Glorfindel came to himself with a deep breath and blinked at the leaves overhead. He was in a bed, in an orderly grove scented with flowers and filled with a soft soughing of the breeze in the branches. He breathed again, becoming aware of his body, and concluded that he had been lying still for a very long time. He breathed yet deeper, and realized that he was injured, parts of him twingeing with pain that shouldn't be. It wasn't until his fourth breath that he remembered, and the remembering suspended any subsequent breaths until the healer's hazily-familiar face appeared above him:
"Lord," he said, speaking softly, "are you awake?"
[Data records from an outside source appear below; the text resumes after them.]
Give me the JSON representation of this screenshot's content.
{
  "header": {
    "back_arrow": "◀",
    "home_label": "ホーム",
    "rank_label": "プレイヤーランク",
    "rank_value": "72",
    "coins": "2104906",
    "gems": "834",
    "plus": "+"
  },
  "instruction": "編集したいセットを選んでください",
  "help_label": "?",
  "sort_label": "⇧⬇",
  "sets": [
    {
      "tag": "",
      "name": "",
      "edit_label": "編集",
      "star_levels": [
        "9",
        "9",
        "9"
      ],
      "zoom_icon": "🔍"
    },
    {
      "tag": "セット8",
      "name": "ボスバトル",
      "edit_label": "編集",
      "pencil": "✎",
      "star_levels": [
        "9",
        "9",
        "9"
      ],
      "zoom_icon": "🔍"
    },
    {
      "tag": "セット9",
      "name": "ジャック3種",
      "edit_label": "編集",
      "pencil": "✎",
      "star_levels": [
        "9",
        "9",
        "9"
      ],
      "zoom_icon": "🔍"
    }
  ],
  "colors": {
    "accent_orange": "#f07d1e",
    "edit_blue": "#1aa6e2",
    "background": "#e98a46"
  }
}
"Yes," Glorfindel said, whispering because he knew his voice would be hoarse.
"How do you feel?"
"I cannot tell," Glorfindel admitted. He moved his arms, stretching his fingers. "I think I could sit," he ventured.
"Not without help," the healer said. "Let me."
It took a moment, and Glorfindel's memory of the pain was considerably sharpened by what remained of it, but finally he was propped up into a reasonable semblance of a sitting position. He caught his breath again, regulating it, and was pleased that this much of him at least was obedient: the pain was no longer strong enough to rob him of all self-command.
"You said visitor," Glorfindel said in a moment, collecting himself. His voice was strong enough for speech now. "Is that what you said?"
"Yes," the healer said. "You have a visitor, if you feel well enough to see him."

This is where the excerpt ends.